The Victoria Memorial Library opened its doors and charged 1p from everyone who entered. The library received a yearly government grant of 75 pounds sterling. It was found that the library was too small, and the Governor at the time, Andrew Bell wrote to Andrew Carnegie, retired industrialist turned philanthropist for $7500 for the construction of a larger building. Andrew Carnegie agreed to fund the construction of the building on the condition that the government provided a site as well as ten per cent of what was given for annual maintenance and books.
In April 1905, the Legislative Council passed a resolution accepting Carnegie’s offer and his terms. One year later in April 1906, the Carnegie Library (as it was called) was completed. In September of that same year, the library was transferred to the new building, and the Victoria Memorial Library was taken over as the Victoria Memorial Museum.
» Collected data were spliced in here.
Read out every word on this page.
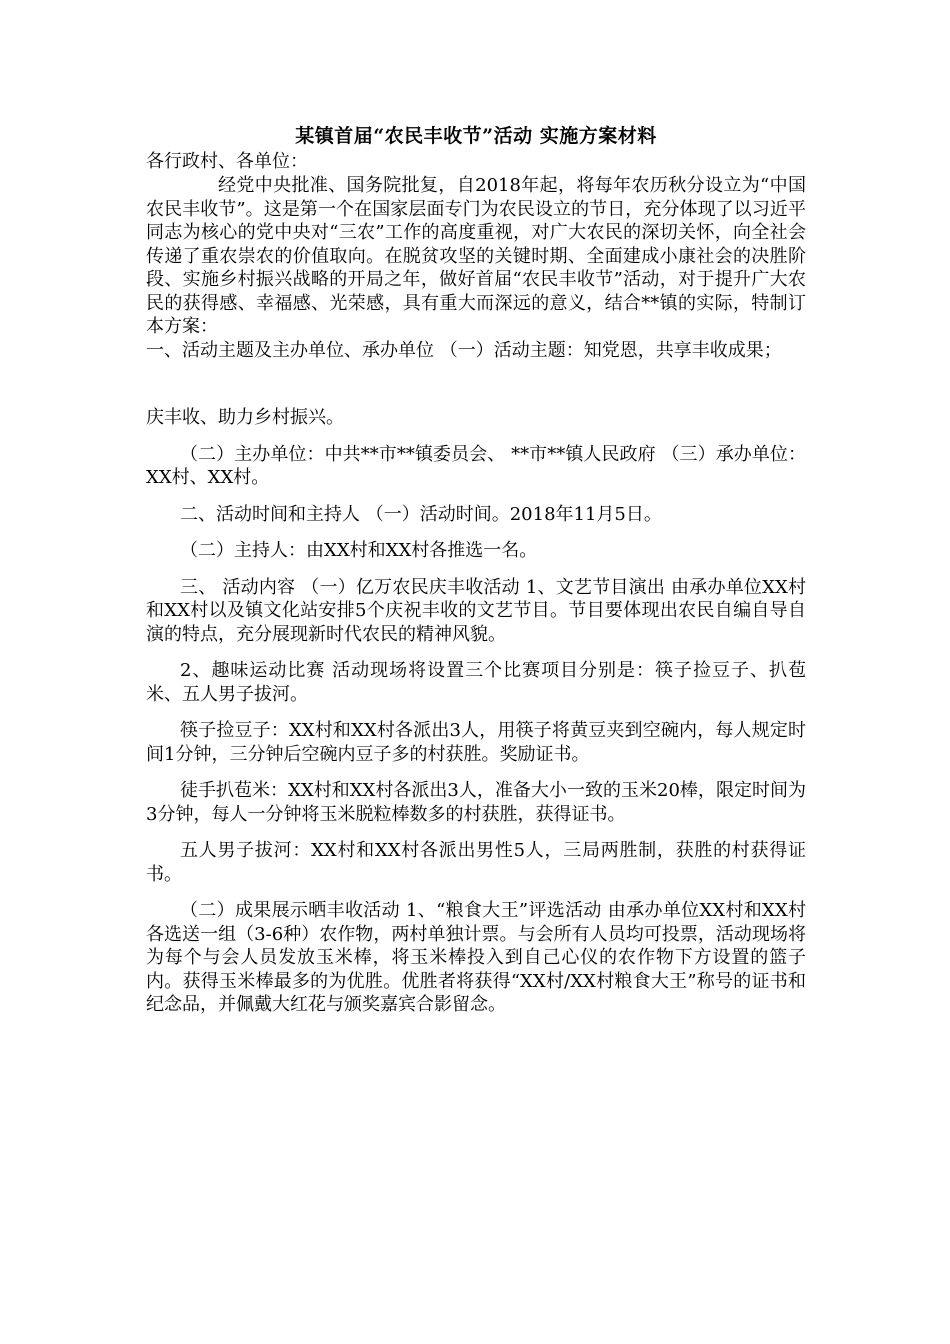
某镇首届“农民丰收节”活动 实施方案材料

各行政村、各单位：

经党中央批准、国务院批复，自2018年起，将每年农历秋分设立为“中国农民丰收节”。这是第一个在国家层面专门为农民设立的节日，充分体现了以习近平同志为核心的党中央对“三农”工作的高度重视，对广大农民的深切关怀，向全社会传递了重农崇农的价值取向。在脱贫攻坚的关键时期、全面建成小康社会的决胜阶段、实施乡村振兴战略的开局之年，做好首届“农民丰收节”活动，对于提升广大农民的获得感、幸福感、光荣感，具有重大而深远的意义，结合**镇的实际，特制订本方案：

一、活动主题及主办单位、承办单位 （一）活动主题：知党恩，共享丰收成果；

庆丰收、助力乡村振兴。

（二）主办单位：中共**市**镇委员会、 **市**镇人民政府 （三）承办单位：XX村、XX村。

二、活动时间和主持人 （一）活动时间。2018年11月5日。

（二）主持人：由XX村和XX村各推选一名。

三、 活动内容 （一）亿万农民庆丰收活动 1、文艺节目演出 由承办单位XX村和XX村以及镇文化站安排5个庆祝丰收的文艺节目。节目要体现出农民自编自导自演的特点，充分展现新时代农民的精神风貌。

2、趣味运动比赛 活动现场将设置三个比赛项目分别是：筷子捡豆子、扒苞米、五人男子拔河。

筷子捡豆子：XX村和XX村各派出3人，用筷子将黄豆夹到空碗内，每人规定时间1分钟，三分钟后空碗内豆子多的村获胜。奖励证书。

徒手扒苞米：XX村和XX村各派出3人，准备大小一致的玉米20棒，限定时间为3分钟，每人一分钟将玉米脱粒棒数多的村获胜，获得证书。

五人男子拔河：XX村和XX村各派出男性5人，三局两胜制，获胜的村获得证书。

（二）成果展示晒丰收活动 1、“粮食大王”评选活动 由承办单位XX村和XX村各选送一组（3-6种）农作物，两村单独计票。与会所有人员均可投票，活动现场将为每个与会人员发放玉米棒，将玉米棒投入到自己心仪的农作物下方设置的篮子内。获得玉米棒最多的为优胜。优胜者将获得“XX村/XX村粮食大王”称号的证书和纪念品，并佩戴大红花与颁奖嘉宾合影留念。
The Carnegie Library was formally opened to the public as a subscription library from 8 a.m. to 5 p.m. daily. Although the words “Free Library” were inscribed on the building, the library was free only to the extent that anyone could come in to use the reading room. But only subscribers had borrowing privileges. At that time, the collection consisted mainly of newspapers and periodicals. In 1940, with the implementation of a project aimed at setting up a regional library, Dominica received books for setting up a demonstration library. As a result, for a time Dominicans could borrow books free. In 1954 Government took over the administration of the library under the Public Library Act No. 11 of 1954.